Just days after the polar vortex pushed real-feel temperatures in parts of Maryland to below-freezing conditions, central Maryland is now gasping for breath as the National Weather Service (NWS) signaled a Code Orange air quality alert over the region. On the air quality scale, an orange alert would pose problems for children and the elderly, and also people who battle breathing disorders. The sudden deterioration in the state’s air quality has been caused by a weather phenomenon called an inversion.
An inversion is the change in how temperature increases as we climb in altitude. Usually, temperature falls as we go higher into the atmosphere, but during an inversion, the opposite occurs – the temperature rises with an increase in altitude. Such a situation creates a virtual screen over a region, holding down the emissions that rise from the streets. The fumes stagnate, eventually snowballing to create poor air quality.
Though air quality sirens go off every summer, chaotic climatic conditions may lead to the air quality worsening during winters as well. Instead of downplaying such aberrance, it is vital for cities to ask the right questions on the ways to tackle such worsening air quality conditions. Looking to Western Europe may help – as countries like France, Germany and the Netherlands invest billions to reduce their carbon emissions by 30 percent by 2030.

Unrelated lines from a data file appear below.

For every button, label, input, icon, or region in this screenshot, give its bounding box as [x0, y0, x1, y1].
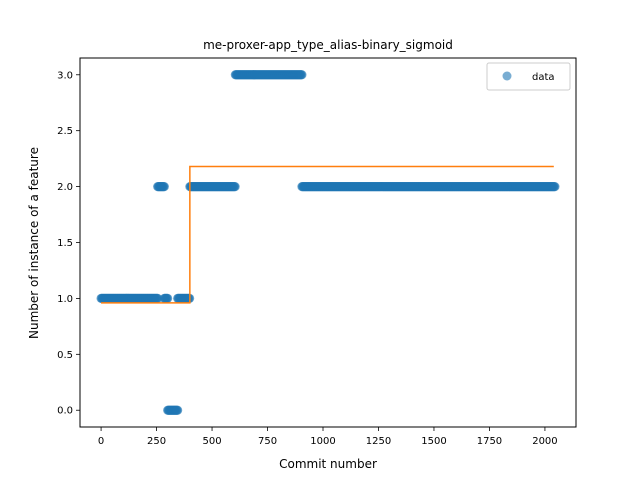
data-point [159, 181, 169, 192]
data-run-1 [153, 181, 169, 192]
series-data [96, 70, 560, 415]
x-tick-label: 2000 [532, 436, 557, 447]
plot-frame [79, 57, 577, 428]
y-axis-label: Number of instance of a feature [27, 147, 41, 339]
x-tick-label: 750 [258, 436, 277, 447]
data-run-7 [297, 181, 560, 192]
legend-marker-data [502, 71, 512, 81]
x-axis: 0 250 500 750 1000 1250 1500 1750 2000 [98, 427, 558, 447]
x-tick-label: 500 [202, 436, 221, 447]
legend-box [486, 62, 571, 91]
data-point [173, 405, 183, 415]
data-point [550, 181, 560, 192]
y-tick-label: 1.5 [57, 238, 73, 249]
data-run-2 [159, 293, 173, 304]
data-run-4 [173, 293, 195, 304]
x-tick-label: 1000 [310, 436, 335, 447]
y-tick-label: 0.5 [57, 350, 73, 361]
y-tick-label: 2.0 [57, 182, 73, 193]
data-run-0 [96, 293, 163, 304]
x-tick-label: 0 [98, 436, 104, 447]
data-point [153, 293, 163, 304]
y-tick-label: 0.0 [57, 406, 73, 417]
data-point [230, 181, 240, 192]
legend-label-data: data [532, 72, 555, 83]
x-tick-label: 1250 [366, 436, 391, 447]
fit-line [101, 165, 554, 304]
y-tick-label: 1.0 [57, 294, 73, 305]
y-tick-label: 3.0 [57, 70, 73, 81]
plot-area [96, 70, 560, 415]
data-point [163, 293, 173, 304]
y-axis: 0.0 0.5 1.0 1.5 2.0 2.5 3.0 [57, 70, 80, 417]
data-run-3 [163, 405, 183, 415]
y-tick-label: 2.5 [57, 126, 73, 137]
data-run-6 [230, 70, 307, 80]
x-tick-label: 1500 [421, 436, 446, 447]
data-run-5 [185, 181, 240, 192]
chart-title: me-proxer-app_type_alias-binary_sigmoid [203, 38, 453, 52]
x-tick-label: 1750 [477, 436, 502, 447]
legend: data [486, 62, 571, 91]
data-point [297, 70, 307, 80]
x-axis-label: Commit number [279, 457, 377, 471]
x-tick-label: 250 [147, 436, 166, 447]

States and cities can cut emissions through two radically different methods – by forcing people to adopt a low-emission lifestyle, or positively inducing people to opt for change. The former approach includes banning diesel vehicles in downtown areas or charging them hefty tariffs if they want to drive around – the method that is now popular in Germany. In France, the Macron government planned to introduce a fossil fuel surcharge that was so unpopular it led to violent protests across the country, with people adorned in yellow vests demanding that the fuel surcharge be rescinded.
The far more agreeable solution would be for governments to incentivize drivers who buy hybrids or all-electric vehicles. This could be done by providing tax benefits – as is done in the Netherlands, where the government waives the registration fee and road taxes for plug-in electric vehicles. Norway, in addition to offering similar incentives, has gone a bit further by allowing its electric vehicles to park for free and bypass traffic by driving across specific bus lanes. Currently, Norway leads the world in electric vehicle adoption, with nearly one-third of all the cars sold in the country being a hybrid or fully electric.
But to be fair, the moral superiority of preferring an electric vehicle over a gasoline- or diesel-powered vehicle is still debatable. If the sum total of emissions across the lifetime of an electric vehicle – from the manufacturing floor to a decade on road – is totaled it may not be considerably less than that of a traditional auto. However, what electric vehicles do help with is reducing emissions at ground zero, as all the power they consume is produced in plants that are far away from the city boundaries.
And it is precisely this prospect of reducing emissions within urban areas that is attractive to government, which incidentally, should be the focus of congested and traffic-prone regions like central Maryland as well.
The city of Rotterdam in the Netherlands recently partnered with BMW to ensure the drivers of BMW hybrids get reminders (via a smartphone app) each time they cross into the city’s “electric-only zones.” The city administration has geo-fenced regions to effect this, and the initial results seem promising. Participants in the pilot used battery power exclusively 90 percent of the time when driving within the geo-fenced zones.
In the Netherlands, Rotterdam has consistently been at the top of the emissions chart, in part because it is home to Europe’s largest port. While that port is an economic engine for the country, it also produces 20 percent of the Netherlands’ total emissions. The port is not taking this lightly; it has a target to reduce its carbon dioxide emissions by 49 percent by 2030. This, along with the city government’s relentless pursuit towards lower emissions will hopefully yield results in the long run.
Central Maryland, with its proximity to the port of Baltimore, has parallels with the situation that faces Rotterdam. It is critical to look at ways to lessen the air pollution burden, even if adverse climatic issues become more frequent going forward. Meanwhile, the NWS expects that the current situation will alleviate once the cold air mass is replaced by a warm air mass, which is expected to happen later today.